Dans les économies émergentes et en développement, le secteur financier est dominé par les banques. Sachant que les banques détiennent plus de 80 % des actifs du secteur financier, elles peuvent jouer un rôle important pour financer les mesures d'atténuation et d'adaptation. Or, selon une enquête de la Banque mondiale, dans près de 60 % d'entre elles, les financements en faveur du climat ne représentent que 5 % du portefeuille total de prêts — et 28 % des banques ne proposent aucun financement de ce type.
Graphique 6 : Les autorités bancaires des économies émergentes et en développement ont commencé à s’attaquer au changement climatique, mais il reste encore beaucoup à faire
Les banques centrales et les autorités de surveillance commencent à se doter de stratégies pour faire face aux risques que fait peser le changement climatique sur le secteur financier et pour mobiliser des financements en faveur de l'action climatique. L’application de ces mesures souffre néanmoins d’un manque d’orientations, tandis que leur efficacité potentielle est mitigée et parfois non avérée.
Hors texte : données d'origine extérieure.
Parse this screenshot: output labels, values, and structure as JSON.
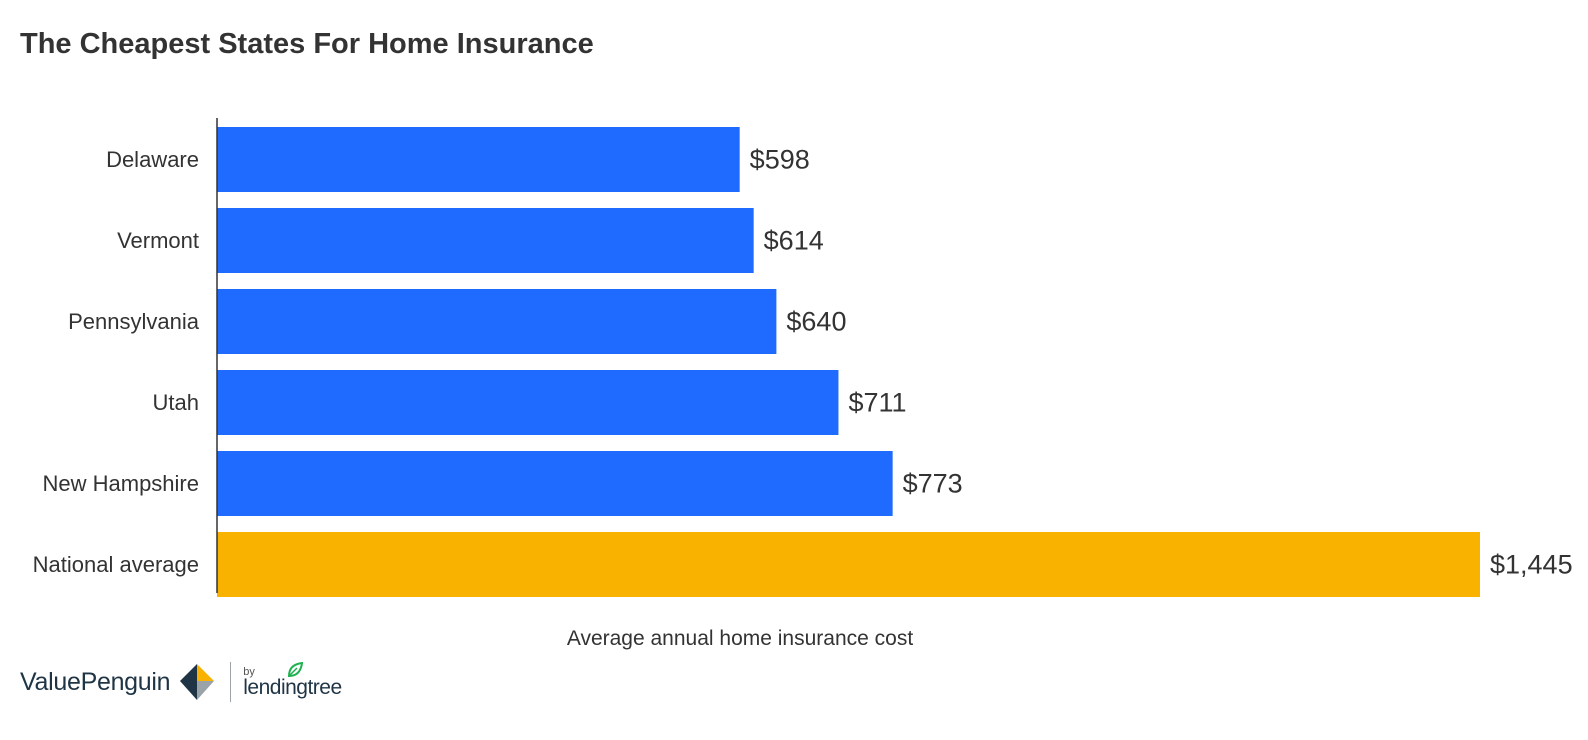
{
  "chart_data": {
    "type": "bar",
    "orientation": "horizontal",
    "title": "The Cheapest States For Home Insurance",
    "xlabel": "Average annual home insurance cost",
    "ylabel": "",
    "categories": [
      "Delaware",
      "Vermont",
      "Pennsylvania",
      "Utah",
      "New Hampshire",
      "National average"
    ],
    "values": [
      598,
      614,
      640,
      711,
      773,
      1445
    ],
    "value_labels": [
      "$598",
      "$614",
      "$640",
      "$711",
      "$773",
      "$1,445"
    ],
    "bar_colors": [
      "#1f6bff",
      "#1f6bff",
      "#1f6bff",
      "#1f6bff",
      "#1f6bff",
      "#f9b200"
    ],
    "xlim": [
      0,
      1445
    ],
    "grid": false,
    "legend": "none"
  },
  "branding": {
    "primary": "ValuePenguin",
    "by": "by",
    "secondary": "lendingtree",
    "accent_color": "#f9b200",
    "dark_color": "#1f3545",
    "leaf_color": "#1fb14f"
  }
}
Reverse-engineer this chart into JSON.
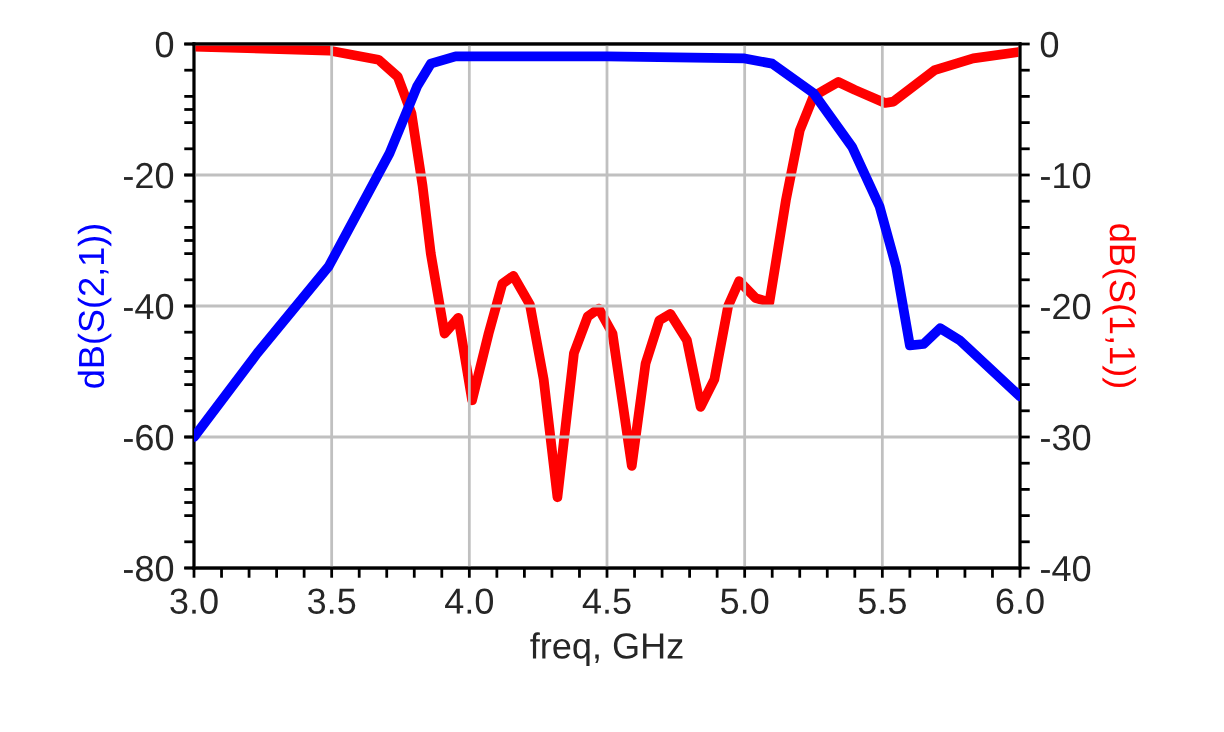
{
  "chart_data": {
    "type": "line",
    "xlabel": "freq, GHz",
    "ylabel": "dB(S(2,1))",
    "y2label": "dB(S(1,1))",
    "xlim": [
      3.0,
      6.0
    ],
    "ylim": [
      -80,
      0
    ],
    "y2lim": [
      -40,
      0
    ],
    "xticks": [
      {
        "value": 3.0,
        "label": "3.0"
      },
      {
        "value": 3.1,
        "label": null
      },
      {
        "value": 3.2,
        "label": null
      },
      {
        "value": 3.3,
        "label": null
      },
      {
        "value": 3.4,
        "label": null
      },
      {
        "value": 3.5,
        "label": "3.5"
      },
      {
        "value": 3.6,
        "label": null
      },
      {
        "value": 3.7,
        "label": null
      },
      {
        "value": 3.8,
        "label": null
      },
      {
        "value": 3.9,
        "label": null
      },
      {
        "value": 4.0,
        "label": "4.0"
      },
      {
        "value": 4.1,
        "label": null
      },
      {
        "value": 4.2,
        "label": null
      },
      {
        "value": 4.3,
        "label": null
      },
      {
        "value": 4.4,
        "label": null
      },
      {
        "value": 4.5,
        "label": "4.5"
      },
      {
        "value": 4.6,
        "label": null
      },
      {
        "value": 4.7,
        "label": null
      },
      {
        "value": 4.8,
        "label": null
      },
      {
        "value": 4.9,
        "label": null
      },
      {
        "value": 5.0,
        "label": "5.0"
      },
      {
        "value": 5.1,
        "label": null
      },
      {
        "value": 5.2,
        "label": null
      },
      {
        "value": 5.3,
        "label": null
      },
      {
        "value": 5.4,
        "label": null
      },
      {
        "value": 5.5,
        "label": "5.5"
      },
      {
        "value": 5.6,
        "label": null
      },
      {
        "value": 5.7,
        "label": null
      },
      {
        "value": 5.8,
        "label": null
      },
      {
        "value": 5.9,
        "label": null
      },
      {
        "value": 6.0,
        "label": "6.0"
      }
    ],
    "yticks": [
      -80,
      {
        "value": -70,
        "label": null
      },
      -60,
      {
        "value": -50,
        "label": null
      },
      -40,
      {
        "value": -30,
        "label": null
      },
      -20,
      {
        "value": -10,
        "label": null
      },
      0
    ],
    "y2ticks": [
      -40,
      {
        "value": -38,
        "label": null
      },
      {
        "value": -36,
        "label": null
      },
      {
        "value": -34,
        "label": null
      },
      {
        "value": -32,
        "label": null
      },
      -30,
      {
        "value": -28,
        "label": null
      },
      {
        "value": -26,
        "label": null
      },
      {
        "value": -24,
        "label": null
      },
      {
        "value": -22,
        "label": null
      },
      -20,
      {
        "value": -18,
        "label": null
      },
      {
        "value": -16,
        "label": null
      },
      {
        "value": -14,
        "label": null
      },
      {
        "value": -12,
        "label": null
      },
      -10,
      {
        "value": -8,
        "label": null
      },
      {
        "value": -6,
        "label": null
      },
      {
        "value": -4,
        "label": null
      },
      {
        "value": -2,
        "label": null
      },
      0
    ],
    "grid": true,
    "legend": false,
    "line_style": "solid",
    "marker": "none",
    "series": [
      {
        "color": "#0000ff",
        "x": [
          3.0,
          3.23,
          3.49,
          3.71,
          3.81,
          3.86,
          3.95,
          4.5,
          5.0,
          5.1,
          5.25,
          5.39,
          5.49,
          5.55,
          5.6,
          5.65,
          5.71,
          5.78,
          6.0
        ],
        "values": [
          -60,
          -47.2,
          -33.9,
          -16.7,
          -6.5,
          -3,
          -1.9,
          -1.9,
          -2.2,
          -3,
          -7.5,
          -15.7,
          -24.8,
          -34,
          -46,
          -45.8,
          -43.4,
          -45.2,
          -53.8
        ]
      },
      {
        "color": "#ff0000",
        "axis": "y2",
        "x": [
          3.0,
          3.49,
          3.67,
          3.74,
          3.79,
          3.83,
          3.86,
          3.91,
          3.96,
          4.01,
          4.07,
          4.12,
          4.16,
          4.22,
          4.27,
          4.32,
          4.38,
          4.43,
          4.47,
          4.52,
          4.59,
          4.64,
          4.69,
          4.73,
          4.79,
          4.84,
          4.89,
          4.94,
          4.98,
          5.04,
          5.09,
          5.15,
          5.2,
          5.25,
          5.29,
          5.34,
          5.4,
          5.51,
          5.54,
          5.69,
          5.83,
          6.0
        ],
        "values": [
          -0.2,
          -0.5,
          -1.2,
          -2.5,
          -5.3,
          -10.8,
          -16,
          -22.1,
          -20.9,
          -27.2,
          -22.1,
          -18.3,
          -17.7,
          -19.9,
          -25.6,
          -34.6,
          -23.6,
          -20.8,
          -20.2,
          -22.1,
          -32.2,
          -24.4,
          -21.1,
          -20.6,
          -22.6,
          -27.7,
          -25.6,
          -20,
          -18.1,
          -19.4,
          -19.7,
          -11.9,
          -6.6,
          -4,
          -3.5,
          -2.9,
          -3.5,
          -4.5,
          -4.4,
          -2,
          -1.1,
          -0.6
        ]
      }
    ]
  }
}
Les autorités bancaires doivent par conséquent veiller à privilégier la stabilité financière et continuer à promouvoir l’inclusion et l’efficacité financières. À la lumière de l’expérience acquise à ce jour, ces nouveaux outils peuvent être classés en trois catégories : ils sont soit gagnant-gagnant, soit encore insuffisamment documentés, soit contre-indiqués. L’ampleur du déficit de financements pour la lutte contre le changement climatique nécessitera des soutiens qui vont au-delà du seul secteur bancaire. Cela passera par une intervention de l'État (avec notamment des politiques budgétaires telles que les mesures de tarification du carbone), des marchés de capitaux plus profonds et des institutions financières de développement nationales.
Ce billet revient sur les thèmes traités dans le Finance and Prosperity Report 2024 (a), publié récemment.